The last time I wrote about landline phone-using households versus cell phone-only ones was back in 2015. At the time, the US Centers of Disease Control and Prevention (CDC) noted as part of their studies that the number of landline-using households had dropped to only slightly more than those without.
Since then, things have changed. As of 2018, the CDC reports that about 55% of US households are now cell phone-only, with landlines now only in about 42% of homes.
From the infographic, the number of cell phone households eclipsed those of landline using ones in 2016. Also, things have changed a lot since the start of the 2010s, when landlines were still in around 70% of households.
Note it’s a biannual survey of 15,000 households. However, given the popularity of cell phones, I don’t see a reason to criticize the results. I stopped using a landline phone early in this decade, as I didn’t see a reason to pay for two phones. (Or those “phone/cable/broadband” packages the cable company keeps advertising.) I also rarely make or receive any phone calls.
Landline phones don’t have a bright decade ahead
While the CDC doesn’t make any projections, both landline phones and cell phones on the graph are making a roughly steady rate of decrease/increase respectively.

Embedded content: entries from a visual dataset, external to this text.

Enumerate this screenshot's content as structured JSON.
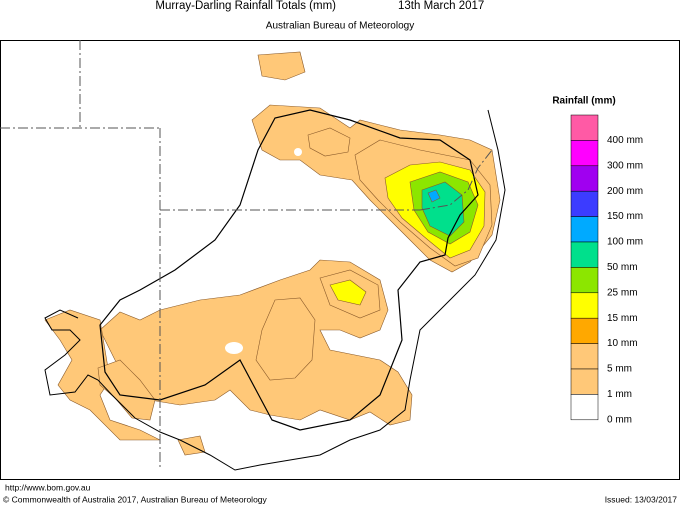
{
  "header": {
    "title": "Murray-Darling Rainfall Totals (mm)",
    "date": "13th March 2017",
    "subtitle": "Australian Bureau of Meteorology"
  },
  "legend": {
    "title": "Rainfall (mm)",
    "items": [
      {
        "label": "400 mm",
        "color": "#ff5aa5"
      },
      {
        "label": "300 mm",
        "color": "#ff00ff"
      },
      {
        "label": "200 mm",
        "color": "#a000f0"
      },
      {
        "label": "150 mm",
        "color": "#3c3cff"
      },
      {
        "label": "100 mm",
        "color": "#00aaff"
      },
      {
        "label": "50 mm",
        "color": "#00e08c"
      },
      {
        "label": "25 mm",
        "color": "#8ce600"
      },
      {
        "label": "15 mm",
        "color": "#ffff00"
      },
      {
        "label": "10 mm",
        "color": "#ffa800"
      },
      {
        "label": "5 mm",
        "color": "#ffc878"
      },
      {
        "label": "1 mm",
        "color": "#ffc878"
      },
      {
        "label": "0 mm",
        "color": "#ffffff"
      }
    ]
  },
  "footer": {
    "url": "http://www.bom.gov.au",
    "copyright": "© Commonwealth of Australia 2017, Australian Bureau of Meteorology",
    "issued": "Issued: 13/03/2017"
  }
}
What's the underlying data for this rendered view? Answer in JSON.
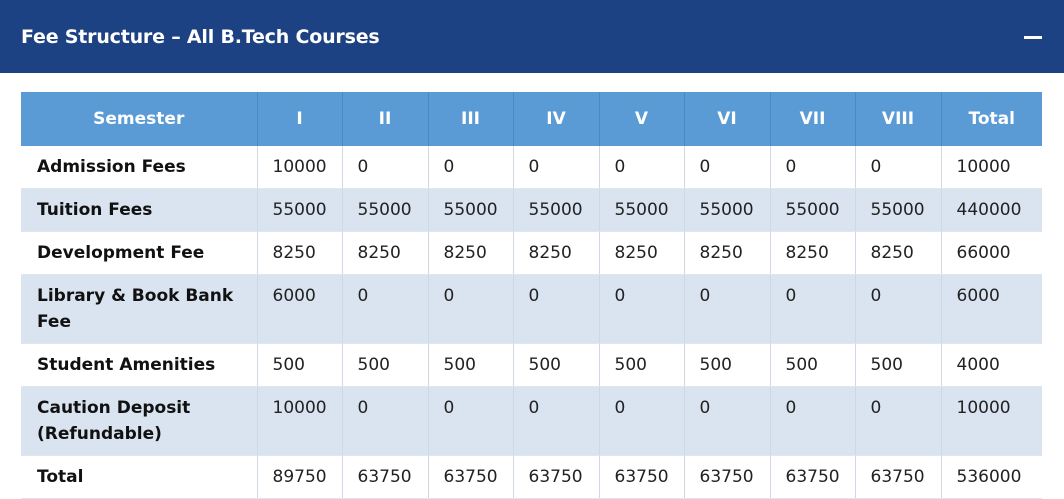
{
  "header": {
    "title": "Fee Structure – All B.Tech Courses",
    "collapse_icon": "minus-icon"
  },
  "table": {
    "columns": [
      "Semester",
      "I",
      "II",
      "III",
      "IV",
      "V",
      "VI",
      "VII",
      "VIII",
      "Total"
    ],
    "rows": [
      {
        "label": "Admission Fees",
        "values": [
          "10000",
          "0",
          "0",
          "0",
          "0",
          "0",
          "0",
          "0",
          "10000"
        ]
      },
      {
        "label": "Tuition Fees",
        "values": [
          "55000",
          "55000",
          "55000",
          "55000",
          "55000",
          "55000",
          "55000",
          "55000",
          "440000"
        ]
      },
      {
        "label": "Development Fee",
        "values": [
          "8250",
          "8250",
          "8250",
          "8250",
          "8250",
          "8250",
          "8250",
          "8250",
          "66000"
        ]
      },
      {
        "label": "Library & Book Bank Fee",
        "values": [
          "6000",
          "0",
          "0",
          "0",
          "0",
          "0",
          "0",
          "0",
          "6000"
        ]
      },
      {
        "label": "Student Amenities",
        "values": [
          "500",
          "500",
          "500",
          "500",
          "500",
          "500",
          "500",
          "500",
          "4000"
        ]
      },
      {
        "label": "Caution Deposit (Refundable)",
        "values": [
          "10000",
          "0",
          "0",
          "0",
          "0",
          "0",
          "0",
          "0",
          "10000"
        ]
      },
      {
        "label": "Total",
        "values": [
          "89750",
          "63750",
          "63750",
          "63750",
          "63750",
          "63750",
          "63750",
          "63750",
          "536000"
        ]
      }
    ]
  },
  "colors": {
    "header_bg": "#1d4283",
    "table_header_bg": "#5b9bd5",
    "alt_row_bg": "#d9e4f0"
  }
}
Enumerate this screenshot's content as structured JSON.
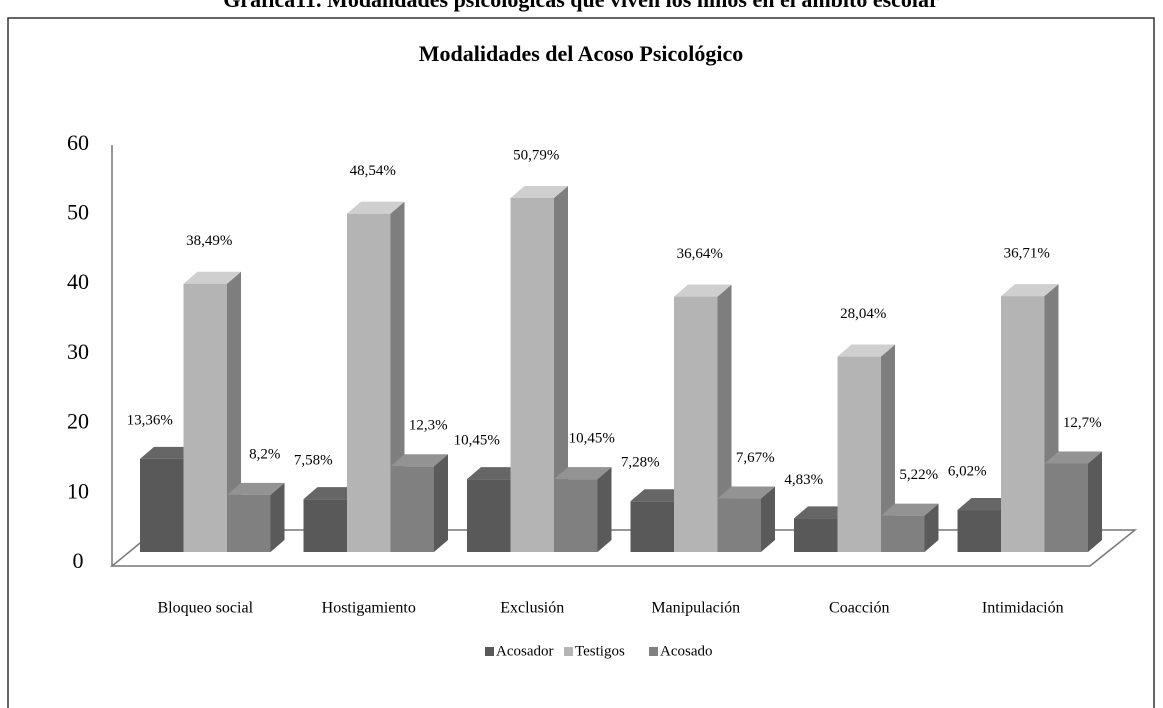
{
  "caption": "Gráfica11. Modalidades psicológicas que viven los niños en el ámbito escolar",
  "chart_data": {
    "type": "bar3d",
    "title": "Modalidades del  Acoso Psicológico",
    "categories": [
      "Bloqueo social",
      "Hostigamiento",
      "Exclusión",
      "Manipulación",
      "Coacción",
      "Intimidación"
    ],
    "series": [
      {
        "name": "Acosador",
        "color": "#595959",
        "values": [
          13.36,
          7.58,
          10.45,
          7.28,
          4.83,
          6.02
        ],
        "value_labels": [
          "13,36%",
          "7,58%",
          "10,45%",
          "7,28%",
          "4,83%",
          "6,02%"
        ]
      },
      {
        "name": "Testigos",
        "color": "#b4b4b4",
        "values": [
          38.49,
          48.54,
          50.79,
          36.64,
          28.04,
          36.71
        ],
        "value_labels": [
          "38,49%",
          "48,54%",
          "50,79%",
          "36,64%",
          "28,04%",
          "36,71%"
        ]
      },
      {
        "name": "Acosado",
        "color": "#808080",
        "values": [
          8.2,
          12.3,
          10.45,
          7.67,
          5.22,
          12.7
        ],
        "value_labels": [
          "8,2%",
          "12,3%",
          "10,45%",
          "7,67%",
          "5,22%",
          "12,7%"
        ]
      }
    ],
    "ylim": [
      0,
      60
    ],
    "yticks": [
      0,
      10,
      20,
      30,
      40,
      50,
      60
    ]
  }
}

Assuming a continued average rate of change of 3.6% per year (per the rate of change since 2004), I figure the number of landline-using households should drop below 10% by around 2027.
I don’t believe the number will decline to zero, since there’s various people who won’t give up landlines: older people (the Baby Boomers will retire en masse over the next decade); people who don’t need or want cell phones; cable or broadband packages that include phone service (though that’s usually VOIP versus a traditional-style phone line); and so forth.
Do you still use a landline at home?